No city in America has seen a more destabilizing past 12 months than Minneapolis since the murder of George Floyd. Amid these uneasy times, two things have become quite obvious.

Foremost, police reform is desperately needed. Second, when certain issues capture the public's attention — as policing has — there will always be those who take things too far, calling for changes that are unrealistic and often harmful. Such extreme demands are rarely supported by evidence, or even common sense, so they are pushed through coercive language and aggressive actions.

This is exactly what has happened at the University of Minnesota over the past year. The student government (Minnesota Student Association, or MSA), which is overwhelmingly progressive, has attempted to pressure the school's administration into implementing radical policies. Two examples of their demands from this year are:

1) "Demilitarizing" the U Police Department (UMPD). This is proposed despite the fact that in just the last month, the U area saw 13 aggravated assaults, 52 burglaries, 22 car thefts and four sexual assaults, and a murder in the heart of Dinkytown.

2) No-excuse-required extensions on assignments for Black and Muslim students, along with those who protested in favored causes.
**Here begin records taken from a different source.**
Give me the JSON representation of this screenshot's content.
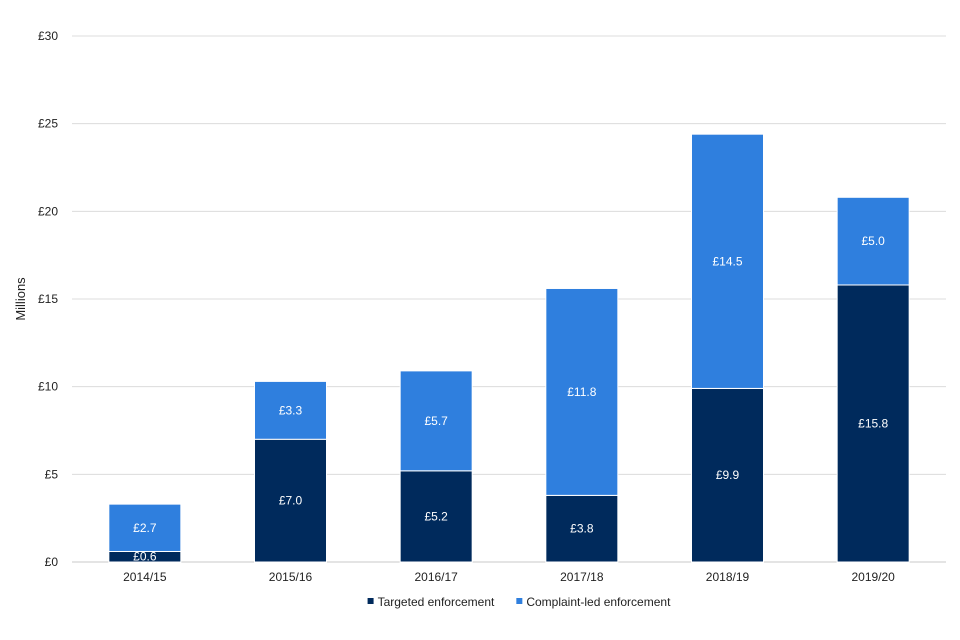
{
  "chart_data": {
    "type": "bar",
    "stacked": true,
    "categories": [
      "2014/15",
      "2015/16",
      "2016/17",
      "2017/18",
      "2018/19",
      "2019/20"
    ],
    "series": [
      {
        "name": "Targeted enforcement",
        "color": "#002a5c",
        "values": [
          0.6,
          7.0,
          5.2,
          3.8,
          9.9,
          15.8
        ],
        "labels": [
          "£0.6",
          "£7.0",
          "£5.2",
          "£3.8",
          "£9.9",
          "£15.8"
        ]
      },
      {
        "name": "Complaint-led enforcement",
        "color": "#2f7fde",
        "values": [
          2.7,
          3.3,
          5.7,
          11.8,
          14.5,
          5.0
        ],
        "labels": [
          "£2.7",
          "£3.3",
          "£5.7",
          "£11.8",
          "£14.5",
          "£5.0"
        ]
      }
    ],
    "ylabel": "Millions",
    "xlabel": "",
    "ylim": [
      0,
      30
    ],
    "yticks": [
      0,
      5,
      10,
      15,
      20,
      25,
      30
    ],
    "ytick_labels": [
      "£0",
      "£5",
      "£10",
      "£15",
      "£20",
      "£25",
      "£30"
    ],
    "grid": true,
    "legend_position": "bottom"
  }
}
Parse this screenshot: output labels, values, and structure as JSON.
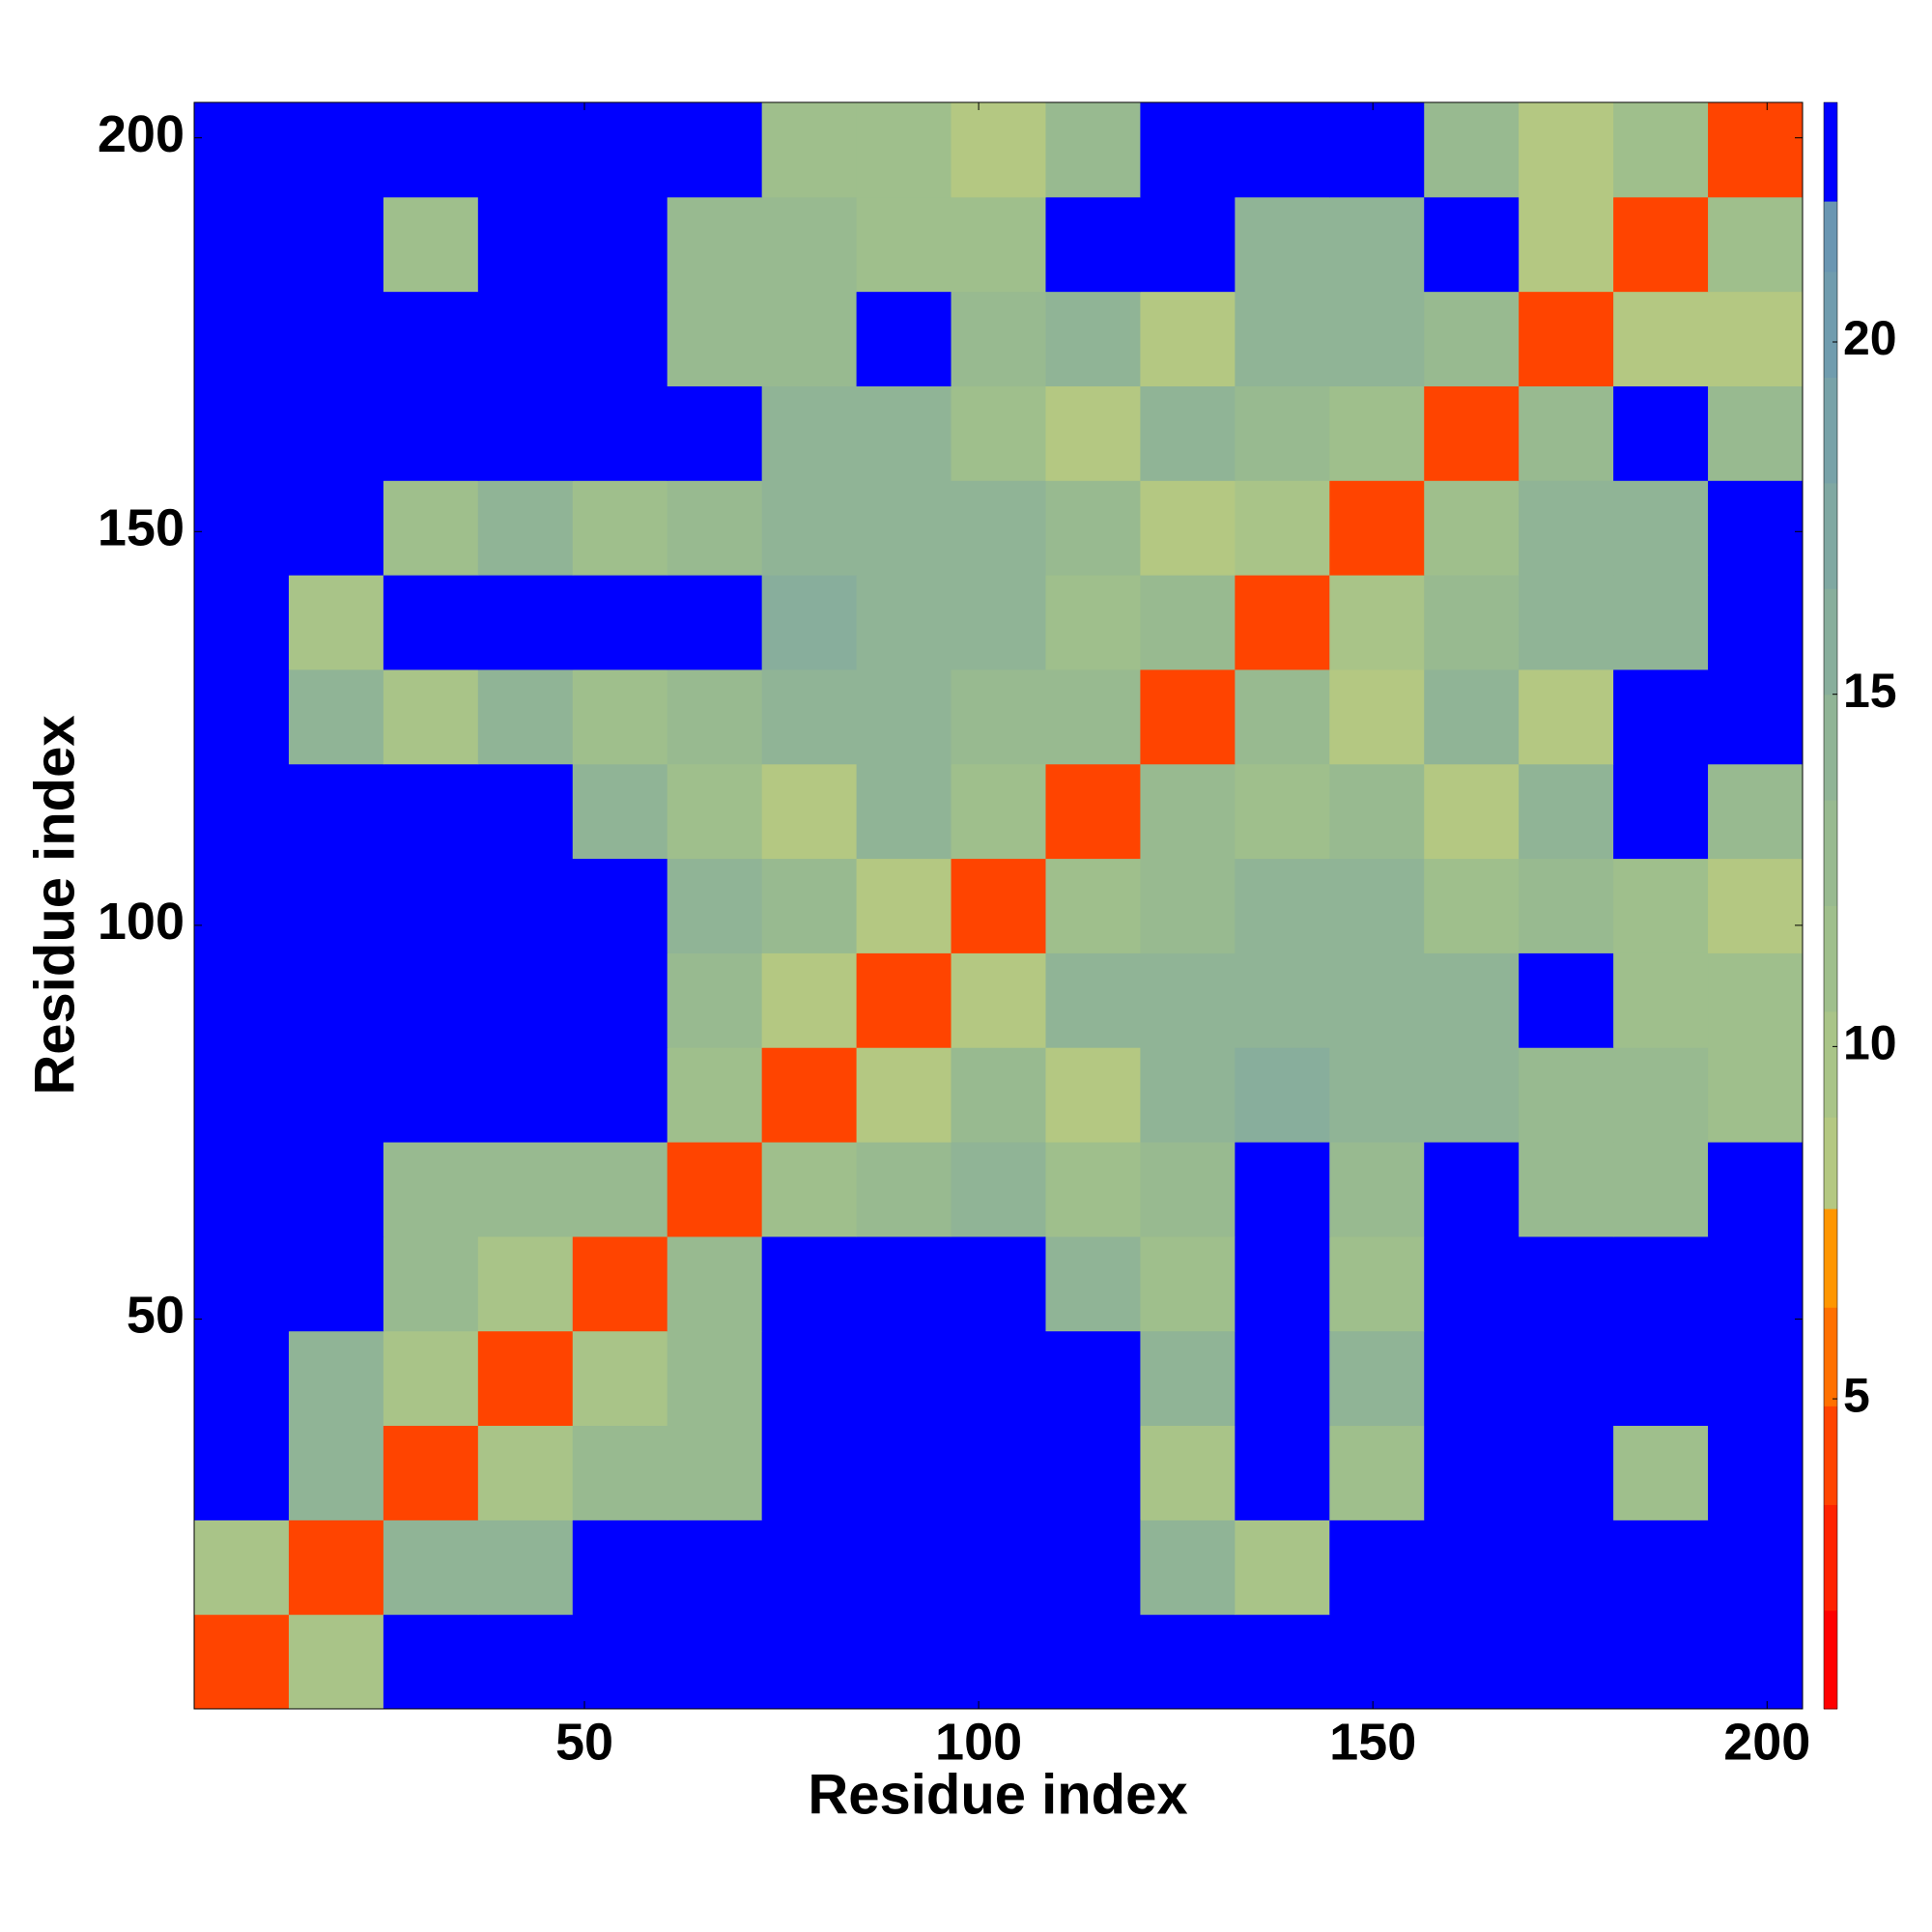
{
  "chart_data": {
    "type": "heatmap",
    "xlabel": "Residue index",
    "ylabel": "Residue index",
    "xlim": [
      0.5,
      204.5
    ],
    "ylim": [
      0.5,
      204.5
    ],
    "xticks": [
      50,
      100,
      150,
      200
    ],
    "yticks": [
      50,
      100,
      150,
      200
    ],
    "x_bins": [
      0.5,
      12.5,
      24.5,
      36.5,
      48.5,
      60.5,
      72.5,
      84.5,
      96.5,
      108.5,
      120.5,
      132.5,
      144.5,
      156.5,
      168.5,
      180.5,
      192.5,
      204.5
    ],
    "y_bins": [
      0.5,
      12.5,
      24.5,
      36.5,
      48.5,
      60.5,
      72.5,
      84.5,
      96.5,
      108.5,
      120.5,
      132.5,
      144.5,
      156.5,
      168.5,
      180.5,
      192.5,
      204.5
    ],
    "values": [
      [
        4,
        10,
        23,
        23,
        23,
        23,
        23,
        23,
        23,
        23,
        23,
        23,
        23,
        23,
        23,
        23,
        23
      ],
      [
        10,
        4,
        14,
        14,
        23,
        23,
        23,
        23,
        23,
        23,
        14,
        10,
        23,
        23,
        23,
        23,
        23
      ],
      [
        23,
        14,
        4,
        10,
        13,
        13,
        23,
        23,
        23,
        23,
        10,
        23,
        12,
        23,
        23,
        12,
        23
      ],
      [
        23,
        14,
        10,
        4,
        10,
        13,
        23,
        23,
        23,
        23,
        15,
        23,
        15,
        23,
        23,
        23,
        23
      ],
      [
        23,
        23,
        13,
        10,
        4,
        13,
        23,
        23,
        23,
        15,
        12,
        23,
        11,
        23,
        23,
        23,
        23
      ],
      [
        23,
        23,
        13,
        13,
        13,
        4,
        11,
        13,
        14,
        12,
        13,
        23,
        13,
        23,
        13,
        13,
        23
      ],
      [
        23,
        23,
        23,
        23,
        23,
        11,
        4,
        9,
        13,
        8,
        15,
        16,
        14,
        14,
        13,
        13,
        11
      ],
      [
        23,
        23,
        23,
        23,
        23,
        13,
        9,
        4,
        9,
        14,
        14,
        15,
        14,
        14,
        23,
        12,
        12
      ],
      [
        23,
        23,
        23,
        23,
        23,
        14,
        13,
        9,
        4,
        12,
        13,
        15,
        15,
        12,
        13,
        12,
        8
      ],
      [
        23,
        23,
        23,
        23,
        15,
        12,
        8,
        14,
        12,
        4,
        13,
        12,
        13,
        8,
        14,
        23,
        13
      ],
      [
        23,
        14,
        10,
        15,
        12,
        13,
        15,
        14,
        13,
        13,
        4,
        13,
        8,
        14,
        9,
        23,
        23
      ],
      [
        23,
        10,
        23,
        23,
        23,
        23,
        16,
        15,
        15,
        12,
        13,
        4,
        10,
        13,
        14,
        15,
        23
      ],
      [
        23,
        23,
        12,
        15,
        11,
        13,
        14,
        14,
        15,
        13,
        8,
        10,
        4,
        12,
        14,
        14,
        23
      ],
      [
        23,
        23,
        23,
        23,
        23,
        23,
        14,
        14,
        12,
        8,
        14,
        13,
        12,
        4,
        13,
        23,
        13
      ],
      [
        23,
        23,
        23,
        23,
        23,
        13,
        13,
        23,
        13,
        14,
        9,
        14,
        14,
        13,
        4,
        9,
        8
      ],
      [
        23,
        23,
        12,
        23,
        23,
        13,
        13,
        12,
        12,
        23,
        23,
        15,
        14,
        23,
        9,
        4,
        11
      ],
      [
        23,
        23,
        23,
        23,
        23,
        23,
        11,
        12,
        8,
        13,
        23,
        23,
        23,
        13,
        8,
        11,
        4
      ]
    ],
    "colorbar": {
      "lim": [
        0.6,
        23.4
      ],
      "ticks": [
        5,
        10,
        15,
        20
      ],
      "bounds": [
        0.6,
        2,
        3.5,
        4.9,
        6.3,
        7.7,
        9,
        10.5,
        12,
        13.5,
        15,
        16.5,
        18,
        19.5,
        21,
        22,
        23.4
      ],
      "colors": [
        "#ff0000",
        "#ff2200",
        "#ff4400",
        "#ff7000",
        "#ff9600",
        "#b4c882",
        "#a9c488",
        "#9fbf8c",
        "#98ba90",
        "#90b496",
        "#88ae9c",
        "#80a8a2",
        "#78a2a8",
        "#709cae",
        "#6a96b2",
        "#0000ff"
      ]
    }
  }
}
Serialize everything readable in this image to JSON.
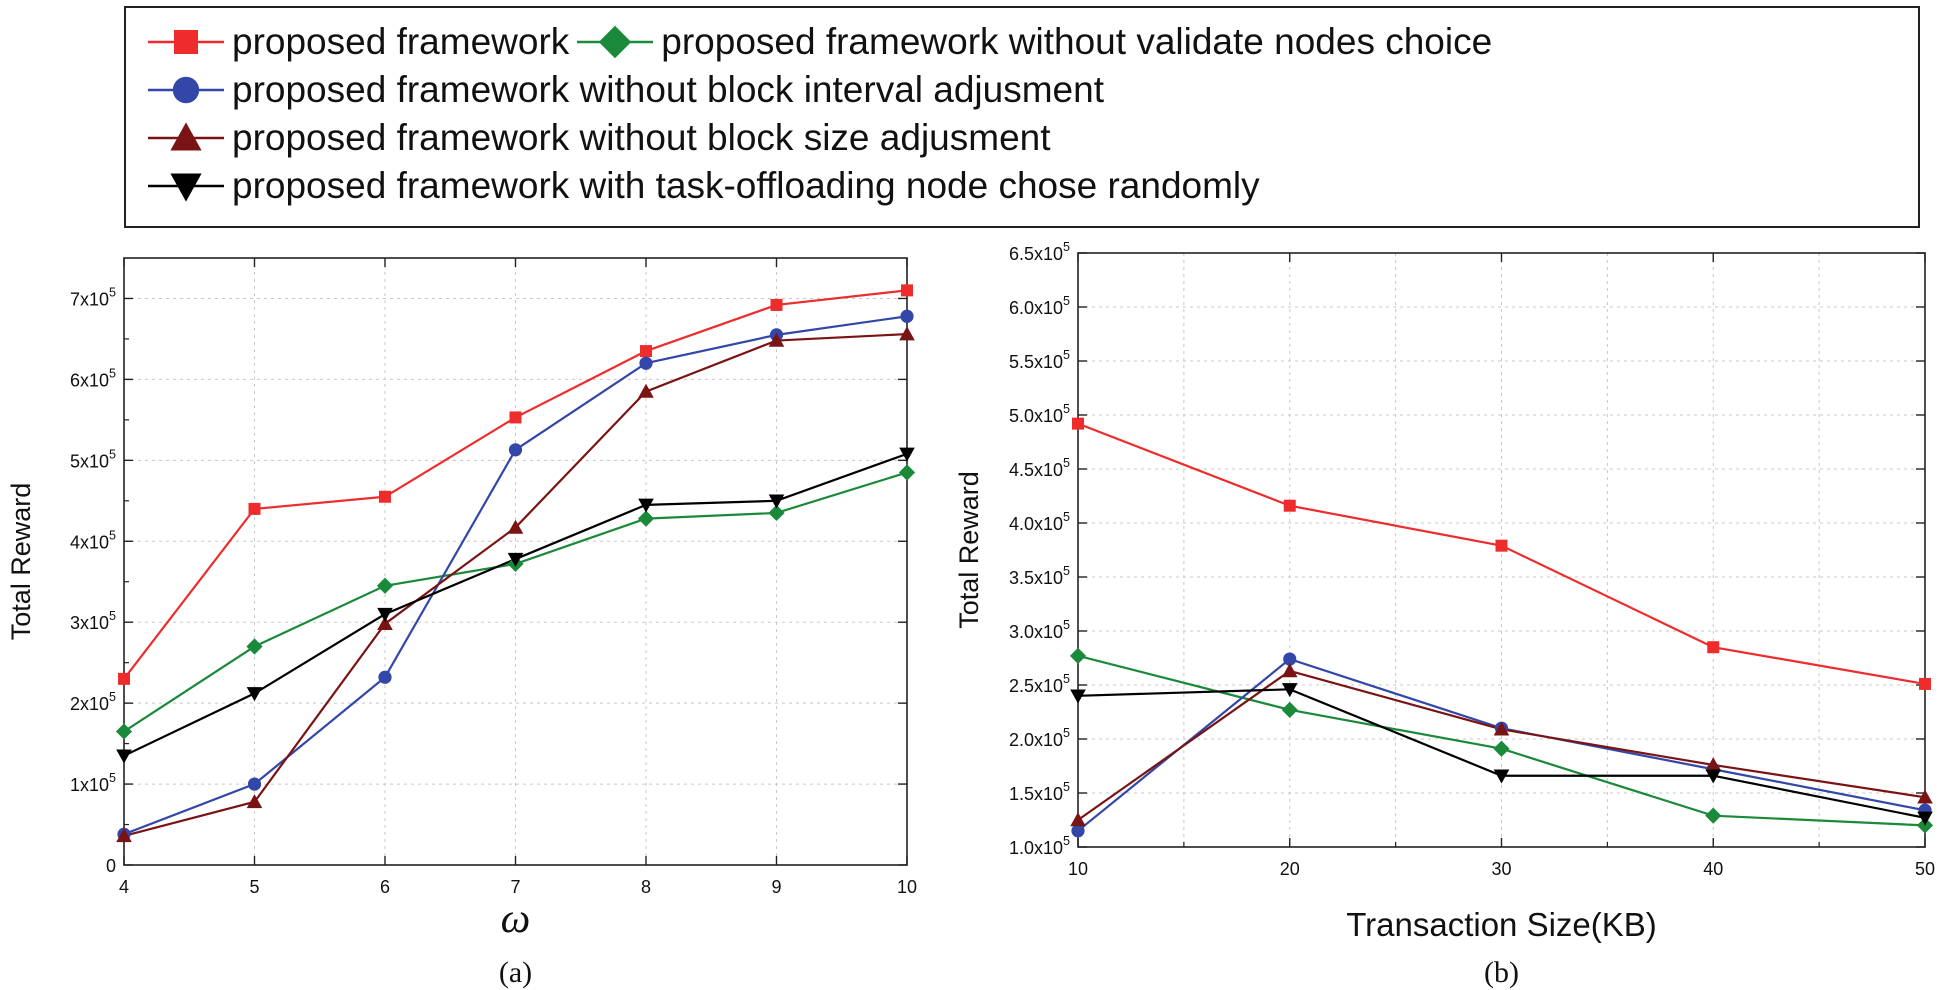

While the proposed policies are bad, the rhetoric employed in furthering them is even worse. In a schoolwide e-mail sent out on April 25, the student governing body referred to the police-involved death of Ma'Khia Bryant in Ohio as a "murder," despite the fact that Bryant was in the process of trying to harm another woman when she was shot, as was clear from the bodycam footage.

Yet this is not surprising given the history of irresponsible rhetoric used by MSA members. Just a few weeks ago, a member of the MSA called for impeding law enforcement by "using up their resources" (i.e., creating fake crime calls), adding that the intent was to "make [cops'] lives hell."

A history of false and incendiary statements should preclude the MSA from having much sway with U President Joan Gabel — who is tasked with overseeing an institution that values evidence, facts and reason. But President Gabel has succumbed to the pressure of the MSA.

Following the death of George Floyd, for example, Gabel made the misguided, politically convenient decision to limit engagement with the Minneapolis Police Department. Her decision came just one day after the student body president demanded that she take this action. Beyond jeopardizing student safety, her move granted legitimacy to individuals who were not proposing good-faith solutions.

Additionally, following the police-involved death of Daunte Wright in Brooklyn Center last month, Gabel sent out an e-mail to the entire student body in which she claimed, "Black members of our community face circumstances that put their lives at risk every day." This hyperbolic statement is irresponsible. Tragic incidents such as these are extremely rare. In 2019, for example, according to a Washington Post database, 12 unarmed Black men were shot and killed by law enforcement in America, out of 2.7 million arrests of Black individuals. Twelve such deaths are too many, no doubt, but far from an "everyday" occurrence.

There is no excuse for the leader of our university to make such reckless statements, which unnecessarily increase fear and deepen the current divide between law enforcement and the public at large.

The irony is that Gabel, no matter how hard she tries, will never satisfy the demands of the most radical on campus. Students have recently protested on her lawn, bringing souvenirs with them — fliers that feature Gabel's image controlling rabid-looking pigs dressed as police with the caption: "Joan Gabel and her Piglets."

Their goal? Force Gabel to obtain the resignation of U Police Chief Matt Clark.

Gabel and other Minnesota political and cultural leaders need to stop caving to unreasonable demands from emotional individuals who are unswayed by facts. Attempting to appease the loudest to the detriment of the community only emboldens the irrational and silences those looking to have productive conversation.

To be clear, none of this is to say that America has wiped its hands clean of racial problems or that police forces are not in need of reform. Problems need to be addressed. To do so effectively, our community leaders need to commit to gathering facts rather than employing incendiary language. Statements that paint a picture of a violent, racist dystopia do a disservice to truth and raise the already unbearable political temperature.

All of us — students at the U and citizens of this state — need to demand better of our leaders. Enough of the dogma. Enough of the rhetoric. Enough kowtowing to those who yell the loudest. It's time to find real solutions, and only honest conversation, absent of muddying language, will help us find answers together.

Benjamin Ayanian is a junior at the University of Minnesota.